6800 Ultra 554.4 414.4 413.1 333.6 421.6 167.7 235.1
5950 Ultra 268.4 141.2 173.4 67.4 108.0 27.1 50.9
5900 Ultra 254.2 134.1 164.6 64.0 102.7 25.7 48.4
5800 Ultra 267.1 96.6 96.5 52.2 62.5 23.4 33.2
5950 Ultra 106.6% 193.5% 138.2% 395.0% 290.3% 519.8% 361.7%
5900 Ultra 118.1% 209.0% 150.9% 421.3% 310.4% 552.1% 385.6%
5800 Ultra 107.6% 328.8% 327.9% 538.8% 574.5% 618.0% 608.2%

Looking at the RightMark3D tests we've selected here we get further confirmation of what we've seen previously - the PS1.x test having about twice the performance in 6800 Ultra and further gains for the more complicated shaders, up to over 6 times the performance for the Phong Lighting test. Again, we can see 6800 Ultra getting significant performance boosts from partial precision rendering with the longer, more complex shaders.

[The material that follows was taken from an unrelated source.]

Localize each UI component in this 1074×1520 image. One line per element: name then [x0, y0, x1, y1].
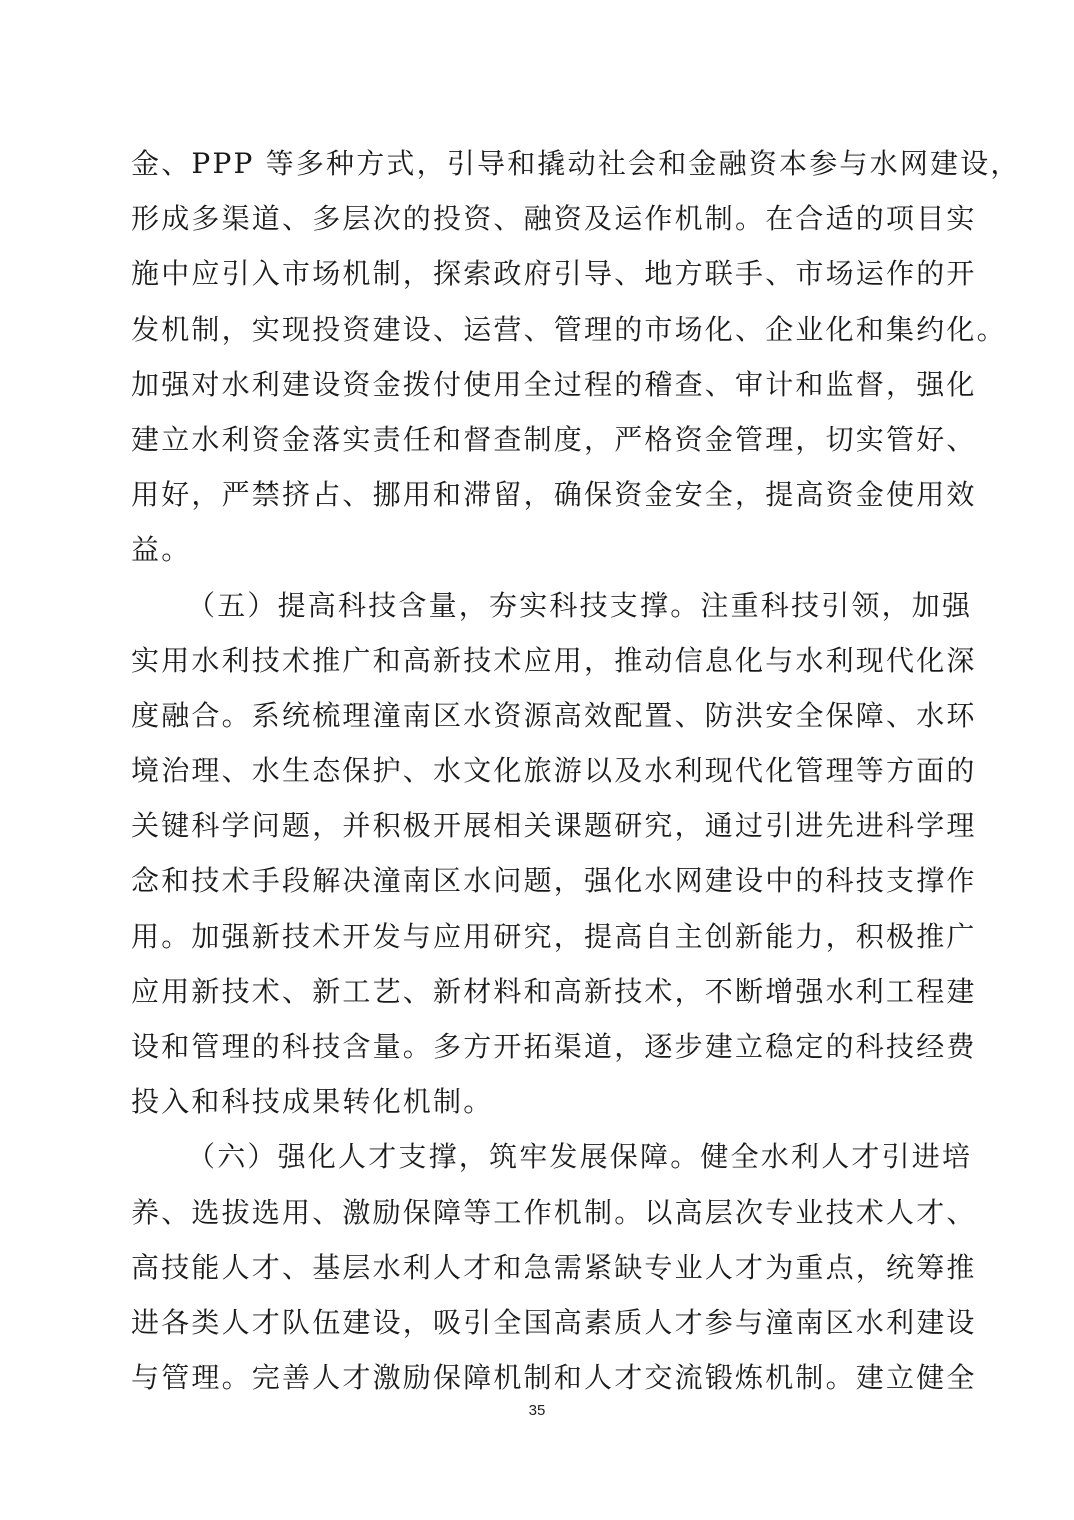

6800 Ultra 399.1 265.1 167.9 105.5 73.3
5950 Ultra 67.6 43.1 27.1 16.7 11.5
5900 Ultra 64.1 41.0 25.8 15.9 11.0
5800 Ultra 56.3 36.4 23.4 14.4 10.0
5950 Ultra 490.4% 514.6% 520.1% 531.9% 535.0%
5900 Ultra 522.6% 547.0% 551.6% 565.8% 568.0%
5800 Ultra 608.7% 627.4% 618.5% 631.3% 634.3%

Here we can see one Phong Lighting test as it scales over the resolutions. On the 5950 the test is nigh on completely fill-rate bound even at the low resolutions. We see that the 6800 Ultra is actually very slightly system limited at the lower resolutions, but not by a great deal. The performance drop from low to high resolution is very significant, though here the 6800 Ultra is still rendering well above 60 FPS at 1600x1200.